Bayrak, Prof. Dr. Taner Akçam’ın bir röportajında "Kürt ağalarına ilk gece hakkı" ifadelerine ilişkin ise şunları söyledi: "1974’te daha ODTÜ’de öğrenciyken, babaevinde doğrudan tanıdığım ve Almanya’ya çıktıktan sonra doğrudan görüştüğüm şimdiki Prof. Dr. Taner Akçam’ın son kitabındaki ‘Kürt ağalarına ilk gece hakkı’ gibi tarihsel ve toplumsal gelişmelerle hiçbir ilgisi bulunmayan ‘herzeler’inin ayrıntılı bir eleştirisini burada yapacak değilim.
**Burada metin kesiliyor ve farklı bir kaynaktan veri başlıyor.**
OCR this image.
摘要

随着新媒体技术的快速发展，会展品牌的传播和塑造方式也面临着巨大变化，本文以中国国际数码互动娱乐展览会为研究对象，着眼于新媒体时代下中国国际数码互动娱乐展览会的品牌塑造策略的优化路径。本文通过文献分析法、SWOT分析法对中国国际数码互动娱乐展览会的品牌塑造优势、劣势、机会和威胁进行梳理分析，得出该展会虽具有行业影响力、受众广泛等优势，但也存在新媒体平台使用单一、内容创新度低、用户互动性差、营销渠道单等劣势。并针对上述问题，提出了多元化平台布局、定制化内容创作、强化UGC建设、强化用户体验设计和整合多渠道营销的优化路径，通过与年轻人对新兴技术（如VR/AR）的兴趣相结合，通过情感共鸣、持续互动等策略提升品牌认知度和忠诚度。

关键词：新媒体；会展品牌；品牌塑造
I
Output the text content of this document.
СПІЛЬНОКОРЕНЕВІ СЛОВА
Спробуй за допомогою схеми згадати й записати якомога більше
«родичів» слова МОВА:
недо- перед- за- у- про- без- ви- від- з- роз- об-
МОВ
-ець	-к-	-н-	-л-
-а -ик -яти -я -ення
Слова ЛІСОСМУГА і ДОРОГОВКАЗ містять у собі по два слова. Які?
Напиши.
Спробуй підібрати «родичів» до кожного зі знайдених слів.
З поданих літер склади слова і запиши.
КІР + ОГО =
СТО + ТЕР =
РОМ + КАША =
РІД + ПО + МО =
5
Ancak, kaynak olarak kullandığı ve ‘Emperyalizm ve Kürt Sorunu’ konulu çalışmasını daha 1993’de yayımladığım Ermeni kökenli akademisyen Prof. Dr. M. S. Lazarev’in, ne bu kitabında ne de sözünü ettiği ‘Kürdistan ve Kürt Sorunu’ kitabında böyle bir iddianın bulunmadığını; hem bu kitabı Kürtçe’ye çeviren Timurê Xelîl -1994’te yayımladığım Türkçe- Kürtçe Sözlük'ün redaktörlüğünü yapmıştı- hem de doğrudan Lazarev’le çalışan Doç. Dr. Ekrer Önen bildirmektedir."

‘OSMANLI ULEMA VE SOFTA İSLAMCILARIN KIZILBAŞLARA DÖNÜK SUÇLAMASINI ÇAĞRIŞTIRIYOR’

"Akademisyen sıfatıyla ortaya çıkan Taner Akçam’ın bu iddiası, aynen Osmanlı ulemasının ve günümüz softa İslâmcılarının Kızılbaşlar’a ve diğer bâtınî inanç mensuplarına yaptığı suçlamayı çağrıştırıyor." diyen Bayrak, sözlerini "Hani, 'Kızılbaşlar, gelinlerinin ilk gecesini dedelere sunarlarmış' ya, bunun gibi! Şimdilik, ‘Söz kısa kalsın’. Sadece aynı zamanda bir sosyolog olan Taner Akçam’a, konuyu doğru algılaması için bir yazı önereceğim, o kadar: Turgut Akpınar: İlginç Bir Âdet: Cinsel Konukseverlik." şeklinde noktaladı.